A French Canadian classic Christmas meal.
Dish Type: main dish Lifestyle: nut free




2 cups all purpose spelt flour

1 tsp sea salt

½ tsp baking soda

¼ tsp turmeric

¼ tsp savory

½ cup pure spectrum shortening

1/3 cup ice water

1/3 cup organic butter


1 lb ground beef

½ cup potato flakes

1 small onion chopped

1 garlic clove minced

1 tsp sea salt

½ tsp savory

¼ tsp ground cloves

½ cup water or more if needed



Stir the flour, salt, baking soda, turmeric and savory together in a bowl. Cut in the lard until the pieces are the size of peas.

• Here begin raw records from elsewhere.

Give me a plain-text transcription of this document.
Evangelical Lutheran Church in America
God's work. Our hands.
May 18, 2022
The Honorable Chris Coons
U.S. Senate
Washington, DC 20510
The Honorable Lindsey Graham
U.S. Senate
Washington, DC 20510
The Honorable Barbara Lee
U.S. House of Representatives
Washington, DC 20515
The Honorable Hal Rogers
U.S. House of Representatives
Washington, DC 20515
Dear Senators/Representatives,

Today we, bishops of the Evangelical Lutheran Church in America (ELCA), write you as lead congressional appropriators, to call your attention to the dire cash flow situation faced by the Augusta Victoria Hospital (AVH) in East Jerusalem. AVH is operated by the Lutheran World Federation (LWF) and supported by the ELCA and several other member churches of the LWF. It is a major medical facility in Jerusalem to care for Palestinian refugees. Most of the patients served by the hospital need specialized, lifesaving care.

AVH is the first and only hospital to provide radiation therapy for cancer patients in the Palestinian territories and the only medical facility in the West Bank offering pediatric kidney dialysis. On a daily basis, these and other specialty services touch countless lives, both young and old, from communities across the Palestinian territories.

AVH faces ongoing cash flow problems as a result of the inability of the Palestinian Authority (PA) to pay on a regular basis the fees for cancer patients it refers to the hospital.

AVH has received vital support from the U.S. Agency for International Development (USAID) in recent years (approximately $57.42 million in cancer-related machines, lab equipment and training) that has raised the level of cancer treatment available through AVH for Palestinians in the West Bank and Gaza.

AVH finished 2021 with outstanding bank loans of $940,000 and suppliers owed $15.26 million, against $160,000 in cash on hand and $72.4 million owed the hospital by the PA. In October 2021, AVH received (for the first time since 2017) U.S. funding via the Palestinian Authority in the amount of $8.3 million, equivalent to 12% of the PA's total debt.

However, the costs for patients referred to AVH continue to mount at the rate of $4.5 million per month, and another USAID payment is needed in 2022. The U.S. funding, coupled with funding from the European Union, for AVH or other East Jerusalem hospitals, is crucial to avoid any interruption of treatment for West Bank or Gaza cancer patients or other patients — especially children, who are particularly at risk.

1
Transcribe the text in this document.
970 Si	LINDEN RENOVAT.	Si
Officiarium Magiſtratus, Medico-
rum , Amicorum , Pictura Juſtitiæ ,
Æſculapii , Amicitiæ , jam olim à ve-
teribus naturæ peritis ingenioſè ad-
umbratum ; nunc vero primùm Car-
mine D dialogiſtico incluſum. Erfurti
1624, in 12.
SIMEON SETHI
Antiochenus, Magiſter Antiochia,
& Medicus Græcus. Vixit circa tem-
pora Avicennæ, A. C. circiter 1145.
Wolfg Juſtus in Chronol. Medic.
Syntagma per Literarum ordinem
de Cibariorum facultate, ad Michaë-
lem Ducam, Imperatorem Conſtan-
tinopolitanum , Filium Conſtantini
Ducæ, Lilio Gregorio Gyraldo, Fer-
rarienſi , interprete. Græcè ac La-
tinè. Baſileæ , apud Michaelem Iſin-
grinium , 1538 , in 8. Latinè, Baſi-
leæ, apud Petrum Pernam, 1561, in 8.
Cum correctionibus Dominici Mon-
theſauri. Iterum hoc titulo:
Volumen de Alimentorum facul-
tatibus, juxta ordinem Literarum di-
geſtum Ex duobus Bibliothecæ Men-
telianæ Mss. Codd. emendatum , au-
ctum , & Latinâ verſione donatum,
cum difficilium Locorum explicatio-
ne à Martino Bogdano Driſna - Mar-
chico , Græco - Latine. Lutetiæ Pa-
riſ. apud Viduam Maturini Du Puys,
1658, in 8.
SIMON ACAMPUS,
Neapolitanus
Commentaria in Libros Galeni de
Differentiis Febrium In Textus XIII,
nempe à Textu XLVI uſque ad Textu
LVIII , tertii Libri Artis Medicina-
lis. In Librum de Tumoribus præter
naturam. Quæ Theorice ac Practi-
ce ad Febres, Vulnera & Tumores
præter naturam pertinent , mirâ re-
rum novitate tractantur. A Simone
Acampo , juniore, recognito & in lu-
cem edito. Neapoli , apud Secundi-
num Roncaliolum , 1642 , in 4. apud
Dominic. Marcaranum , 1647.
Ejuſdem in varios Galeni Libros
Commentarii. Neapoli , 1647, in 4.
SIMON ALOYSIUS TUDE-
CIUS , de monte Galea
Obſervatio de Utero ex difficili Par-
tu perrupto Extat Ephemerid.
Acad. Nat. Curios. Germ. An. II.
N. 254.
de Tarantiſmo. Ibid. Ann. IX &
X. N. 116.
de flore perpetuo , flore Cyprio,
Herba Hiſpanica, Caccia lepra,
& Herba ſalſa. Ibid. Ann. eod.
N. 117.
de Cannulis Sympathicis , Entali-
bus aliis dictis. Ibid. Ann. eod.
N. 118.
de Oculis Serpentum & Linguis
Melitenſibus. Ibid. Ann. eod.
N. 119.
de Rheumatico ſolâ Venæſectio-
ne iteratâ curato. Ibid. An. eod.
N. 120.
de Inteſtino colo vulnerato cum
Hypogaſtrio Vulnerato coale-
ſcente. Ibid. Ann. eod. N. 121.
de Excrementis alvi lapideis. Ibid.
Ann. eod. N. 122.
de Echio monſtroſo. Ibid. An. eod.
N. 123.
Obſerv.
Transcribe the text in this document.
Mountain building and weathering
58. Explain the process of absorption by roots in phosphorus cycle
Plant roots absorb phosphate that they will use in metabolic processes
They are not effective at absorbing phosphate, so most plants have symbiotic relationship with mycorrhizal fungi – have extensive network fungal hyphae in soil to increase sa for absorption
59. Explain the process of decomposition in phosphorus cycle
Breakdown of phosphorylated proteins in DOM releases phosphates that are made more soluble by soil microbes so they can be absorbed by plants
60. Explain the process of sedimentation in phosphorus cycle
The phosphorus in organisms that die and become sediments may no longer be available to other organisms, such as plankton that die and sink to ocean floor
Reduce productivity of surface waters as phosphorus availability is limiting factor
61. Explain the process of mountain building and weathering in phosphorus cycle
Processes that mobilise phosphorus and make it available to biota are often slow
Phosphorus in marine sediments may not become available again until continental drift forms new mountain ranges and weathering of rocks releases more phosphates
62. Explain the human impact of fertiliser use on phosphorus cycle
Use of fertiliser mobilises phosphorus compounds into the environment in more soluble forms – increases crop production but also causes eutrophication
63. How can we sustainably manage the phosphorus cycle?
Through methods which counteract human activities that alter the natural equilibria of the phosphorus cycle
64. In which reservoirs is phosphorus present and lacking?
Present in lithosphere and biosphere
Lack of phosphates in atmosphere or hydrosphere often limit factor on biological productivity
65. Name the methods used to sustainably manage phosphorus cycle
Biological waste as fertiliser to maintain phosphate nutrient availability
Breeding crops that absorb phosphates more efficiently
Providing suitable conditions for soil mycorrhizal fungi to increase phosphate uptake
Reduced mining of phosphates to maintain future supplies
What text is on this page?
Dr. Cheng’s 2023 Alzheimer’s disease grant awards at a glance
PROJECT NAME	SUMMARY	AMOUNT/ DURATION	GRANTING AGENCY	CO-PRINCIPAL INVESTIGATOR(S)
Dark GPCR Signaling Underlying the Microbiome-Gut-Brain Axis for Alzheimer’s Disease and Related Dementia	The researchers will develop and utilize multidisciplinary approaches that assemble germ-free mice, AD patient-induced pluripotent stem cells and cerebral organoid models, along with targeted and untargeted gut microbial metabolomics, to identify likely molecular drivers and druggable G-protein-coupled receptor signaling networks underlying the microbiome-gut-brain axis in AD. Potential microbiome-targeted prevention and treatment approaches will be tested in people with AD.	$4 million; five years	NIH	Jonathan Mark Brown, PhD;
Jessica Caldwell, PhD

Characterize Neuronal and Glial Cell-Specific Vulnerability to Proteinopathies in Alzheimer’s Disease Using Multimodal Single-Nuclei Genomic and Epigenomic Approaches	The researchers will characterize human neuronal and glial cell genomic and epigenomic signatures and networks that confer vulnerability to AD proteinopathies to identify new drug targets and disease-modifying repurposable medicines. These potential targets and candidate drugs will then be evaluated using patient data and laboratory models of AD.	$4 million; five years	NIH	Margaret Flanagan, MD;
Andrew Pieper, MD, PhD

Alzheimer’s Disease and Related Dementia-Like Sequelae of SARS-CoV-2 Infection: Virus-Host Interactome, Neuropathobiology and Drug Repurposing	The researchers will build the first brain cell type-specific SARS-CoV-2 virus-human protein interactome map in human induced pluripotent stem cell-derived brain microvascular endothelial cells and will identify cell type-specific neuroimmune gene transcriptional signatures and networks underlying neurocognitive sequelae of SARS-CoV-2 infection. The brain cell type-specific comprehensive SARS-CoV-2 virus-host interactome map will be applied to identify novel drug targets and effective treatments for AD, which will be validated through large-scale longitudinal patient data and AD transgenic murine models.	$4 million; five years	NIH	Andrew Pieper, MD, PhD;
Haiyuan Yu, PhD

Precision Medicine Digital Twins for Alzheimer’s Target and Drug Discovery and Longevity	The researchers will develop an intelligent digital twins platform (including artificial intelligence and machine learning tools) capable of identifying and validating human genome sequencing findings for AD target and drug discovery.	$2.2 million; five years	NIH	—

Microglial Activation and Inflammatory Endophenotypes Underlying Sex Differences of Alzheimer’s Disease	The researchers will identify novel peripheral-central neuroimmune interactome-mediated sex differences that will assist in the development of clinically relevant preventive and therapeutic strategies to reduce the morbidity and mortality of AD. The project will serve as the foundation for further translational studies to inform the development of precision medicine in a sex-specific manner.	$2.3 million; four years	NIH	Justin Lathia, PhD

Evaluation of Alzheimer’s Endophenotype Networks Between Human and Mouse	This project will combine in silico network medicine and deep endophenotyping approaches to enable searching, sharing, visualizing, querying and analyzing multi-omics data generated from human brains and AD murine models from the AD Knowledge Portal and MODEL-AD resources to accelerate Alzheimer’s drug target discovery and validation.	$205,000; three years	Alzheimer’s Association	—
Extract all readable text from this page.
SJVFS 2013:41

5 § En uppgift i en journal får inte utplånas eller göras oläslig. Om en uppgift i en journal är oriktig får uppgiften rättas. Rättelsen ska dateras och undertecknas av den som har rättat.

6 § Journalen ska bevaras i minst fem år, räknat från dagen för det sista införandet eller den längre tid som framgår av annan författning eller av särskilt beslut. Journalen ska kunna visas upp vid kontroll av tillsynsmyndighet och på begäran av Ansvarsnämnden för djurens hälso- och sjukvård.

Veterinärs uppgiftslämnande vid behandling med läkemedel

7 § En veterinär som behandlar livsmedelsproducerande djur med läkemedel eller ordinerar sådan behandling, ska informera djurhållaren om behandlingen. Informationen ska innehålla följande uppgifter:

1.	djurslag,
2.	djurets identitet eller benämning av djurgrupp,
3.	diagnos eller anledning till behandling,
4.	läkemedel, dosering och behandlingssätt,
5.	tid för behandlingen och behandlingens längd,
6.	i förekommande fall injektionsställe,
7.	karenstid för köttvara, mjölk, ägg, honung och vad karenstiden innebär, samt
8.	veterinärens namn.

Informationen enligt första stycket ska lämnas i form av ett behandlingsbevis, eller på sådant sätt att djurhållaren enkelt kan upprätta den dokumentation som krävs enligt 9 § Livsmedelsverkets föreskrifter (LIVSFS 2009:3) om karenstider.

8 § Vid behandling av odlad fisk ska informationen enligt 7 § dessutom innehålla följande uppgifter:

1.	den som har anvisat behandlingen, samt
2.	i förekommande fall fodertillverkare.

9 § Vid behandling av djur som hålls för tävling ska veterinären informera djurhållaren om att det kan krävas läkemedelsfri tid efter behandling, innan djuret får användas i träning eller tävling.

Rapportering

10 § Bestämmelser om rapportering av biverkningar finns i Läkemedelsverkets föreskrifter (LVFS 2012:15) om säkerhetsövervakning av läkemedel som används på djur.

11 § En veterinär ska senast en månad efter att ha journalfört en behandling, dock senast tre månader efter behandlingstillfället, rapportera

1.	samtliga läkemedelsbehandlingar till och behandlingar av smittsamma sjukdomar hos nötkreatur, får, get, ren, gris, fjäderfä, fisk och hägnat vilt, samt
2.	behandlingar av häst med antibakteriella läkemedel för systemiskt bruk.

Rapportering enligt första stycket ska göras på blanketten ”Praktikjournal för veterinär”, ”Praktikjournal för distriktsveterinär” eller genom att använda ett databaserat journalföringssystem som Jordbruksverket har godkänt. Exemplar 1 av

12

Add ice water by the teaspoon, stirring with the fork or fingertips until just enough water has been added that you can pat the dough lightly into a ball. You may not need all of the water. Roll out dough and pat with butter and roll up towards you like a jellyroll.

Refrigerate for a couple of hours before using.

Place the filling ingredients in a saucepan. Bring to a boil, stirring to break the meat into small pieces. Cover and simmer for 30 minutes or until the mixture is thick. Remove from heat and cool.

Divide dough and roll out both pieces for one 8” pie. Line pie plate with one piece of pastry and fill generously with the meat mixture. Top with remaining pastry and pinch edges together. Brush top with an egg beaten with 2 tbsp of water. Bake at 400F until pie is golden brown, serve hot.